The ministry indicated in a recent report that there are two types of bonds issued in Egyptian pounds, the first being coupon-yield bonds, worth around EGP 662.6bn, at an average rate of return of 14.247%, due between 10 June 2017 and 5 July 2026.
These bonds were offered from 12 February 2008 until 6 September 2016, and their interest rates range between 9.15% and 17.2%.
The second type, zero-coupon bonds, recorded a balance of EGP 27.4bn, maturing between 2 May 2017 and 3 April 2018.
The average interest rate on these bonds is between 11.822% and 16.514%, averaging 12.675%.
Zero-coupon bonds were offered between 3 November 2015 and 4 October 2016.
The largest investors of treasury bonds and bills are banks operating in the Egyptian market.
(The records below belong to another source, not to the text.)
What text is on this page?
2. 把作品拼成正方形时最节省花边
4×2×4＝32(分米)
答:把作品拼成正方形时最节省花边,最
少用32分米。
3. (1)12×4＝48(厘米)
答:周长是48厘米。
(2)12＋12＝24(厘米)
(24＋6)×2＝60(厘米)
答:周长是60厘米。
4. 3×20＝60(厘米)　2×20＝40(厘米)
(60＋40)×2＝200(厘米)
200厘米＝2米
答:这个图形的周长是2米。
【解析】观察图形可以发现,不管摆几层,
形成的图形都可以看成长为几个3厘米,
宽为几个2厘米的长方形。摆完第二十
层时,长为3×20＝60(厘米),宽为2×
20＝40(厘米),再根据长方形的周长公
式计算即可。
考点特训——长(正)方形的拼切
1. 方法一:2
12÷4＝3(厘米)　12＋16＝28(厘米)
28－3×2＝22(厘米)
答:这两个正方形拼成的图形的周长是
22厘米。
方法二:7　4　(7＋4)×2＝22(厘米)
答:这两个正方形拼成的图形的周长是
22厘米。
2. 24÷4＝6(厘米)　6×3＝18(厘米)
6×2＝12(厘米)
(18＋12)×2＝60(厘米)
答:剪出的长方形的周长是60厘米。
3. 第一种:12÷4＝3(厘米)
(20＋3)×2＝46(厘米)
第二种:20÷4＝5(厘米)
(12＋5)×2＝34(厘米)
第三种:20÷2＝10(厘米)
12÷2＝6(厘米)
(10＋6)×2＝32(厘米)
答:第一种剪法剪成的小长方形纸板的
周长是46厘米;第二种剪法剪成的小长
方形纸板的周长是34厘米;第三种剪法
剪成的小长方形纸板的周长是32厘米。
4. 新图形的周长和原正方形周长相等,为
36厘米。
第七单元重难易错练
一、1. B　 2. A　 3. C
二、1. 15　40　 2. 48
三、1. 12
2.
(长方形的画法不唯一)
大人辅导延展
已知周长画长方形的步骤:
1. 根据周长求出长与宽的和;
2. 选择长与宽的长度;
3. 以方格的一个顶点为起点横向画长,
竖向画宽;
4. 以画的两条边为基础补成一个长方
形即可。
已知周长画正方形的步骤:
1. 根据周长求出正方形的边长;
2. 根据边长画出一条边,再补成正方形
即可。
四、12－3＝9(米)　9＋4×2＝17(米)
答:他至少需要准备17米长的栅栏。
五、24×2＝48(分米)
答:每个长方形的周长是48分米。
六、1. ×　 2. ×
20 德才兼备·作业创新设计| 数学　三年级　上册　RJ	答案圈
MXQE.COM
The government puts forward treasury bonds and bills on a regular basis to cover the state budget deficit.
Treasury bonds and bills are offered through 15 banks, which are the primary dealers in the primary market. These banks resell a portion of these bills and bonds in the secondary market to retail investors, as well as to local and foreign institutions.
In the same context, the Ministry of Finance noted that Egypt’s bonds on international markets stabilised at $11.5bn by the end of April 2017.
The maturity profile of these bonds is between 1 and 30 years, repayable between 1 June 2017 and 31 January 2047, with an average rate of return of 6.416%.
On 10 November 2016, the Ministry of Finance had issued three bond offerings worth $4bn in a London Stock Exchange offering, and in January 2017 the ministry offered another $4bn in bonds.
In addition to those bonds, there are four offerings on international markets worth $3.5bn.
The government has recently unveiled plans to raise another $1.5bn-2bn in bonds over the next few days.